Warren Buffett has been a newspaper investor for decades now. Hence, I guess he had liked to invest in the Tribune Company (TRBAA). According Oppenheimer's analysts, the Tribune Company could be a great long-term investment idea and, after I read their pitch on the company, I agree with them. The reason is simple: There are significant opportunities for the company to unlock value going forward and the company's management seems fit to take advantage of those opportunities. From transforming acquisitions to non-core asset sales or national stock exchange listings, there are plenty of opportunities ready to be taken. Let's take a look at the company's past, present and potential future.

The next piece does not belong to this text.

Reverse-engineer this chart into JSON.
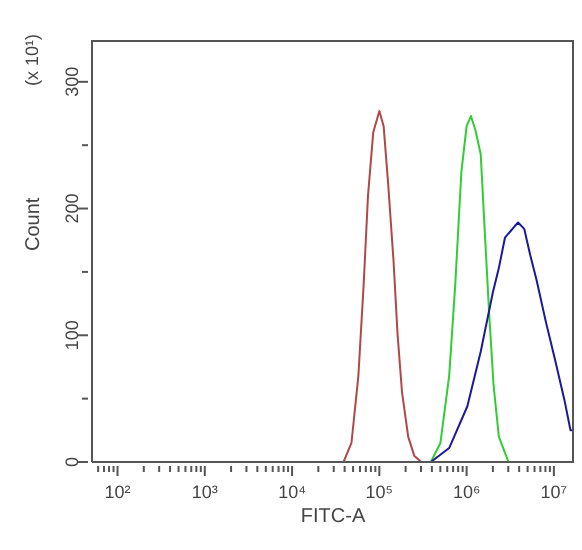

Tribune's long history and vast assets.
The Chicago Daily Tribune was founded in 1847 and by 1924 the company entered broadcasting by leasing one of Chicago’s first radio stations. Afterward, the company acquired numerous newspapers and broadcast station holdings. In 2007, Sam Zell bought the company for $8.2 billion in a leveraged buyout transaction which eventually led the company to file for bankruptcy in December 2008 – at the moment the company had accumulated an unsustainable $13 billion debt.
Four years later, Tribune emerged thanks to Oaktree Capital Management - which now owns 23% of the company - JPMorgan and Angelo, Gordon & Co. In July 2013, Tribune purchased 16 stations owned by LocalTV for $2.75 billion and made the decision to spin-off its newspapers into the Tribune Publishing Company. All the other assets such as the broadcasting and digital media businesses would remain within the Tribune Company. Post spin off, the two companies would be: (A) Tribune Publishing Company, composed by Los Angeles Times, Chicago Tribune, The Baltimore Sun, South Florida Sun Sentinel, Orlando Sentinel, Hartford Courant, The Morning Call and Daily Press and (B) The Tribune Company, which includes the local television stations, WGN Radio, superstation WGN America, Antenna TV, Tribune Studios, Tribune Digital Ventures, Tribune Media Services, its equity interests in Classified Ventures (Apartments.com, Cars.com), CareerBuilder (32% stake), and real estate assets which could be worth up to $1 billion.
On Tribune's Valuation
Since the company has liabilities for $32.5 per share we could try to make a quick sum of the parts valuation. First of all, taking into account that broadcasters such as Time Warner Cable (TWC) trade at 8.2 times 2013 EV/EBITDA, the broadcasting arm of Tribune could be worth up to $57 per share. For the same reason, taking into account the fact that The New York Times Company (NYT) trades at 7 times 2014 EV/EBITDA, the company's publishing arm could be easily worth up to 4.5 times 2014 EV/EBITDA, or $13.50 per share. Meanwhile, the newly added incremental retransmission could be valued at $30 per share. On the other hand, real estate and equity holdings such as Classified Ventures could be worth up to $5 and $17 per share, respectively – taking into account a conservative $750 million valuation for the real estate holdings. Adding up together assets and liabilities it's clear that Tribune could be valued at $90 per share, which is well above today's $77 market price.
I believe the company will reshape itself in the coming years selling its equity interests in non-core assets – such as Classified Ventures and CareerBuilder – in order to become a stronger player in broadcasting and retransmission. On top of this, the company is ready to generate more than $630 million in cash flows by 2014, which represents a 9% yield.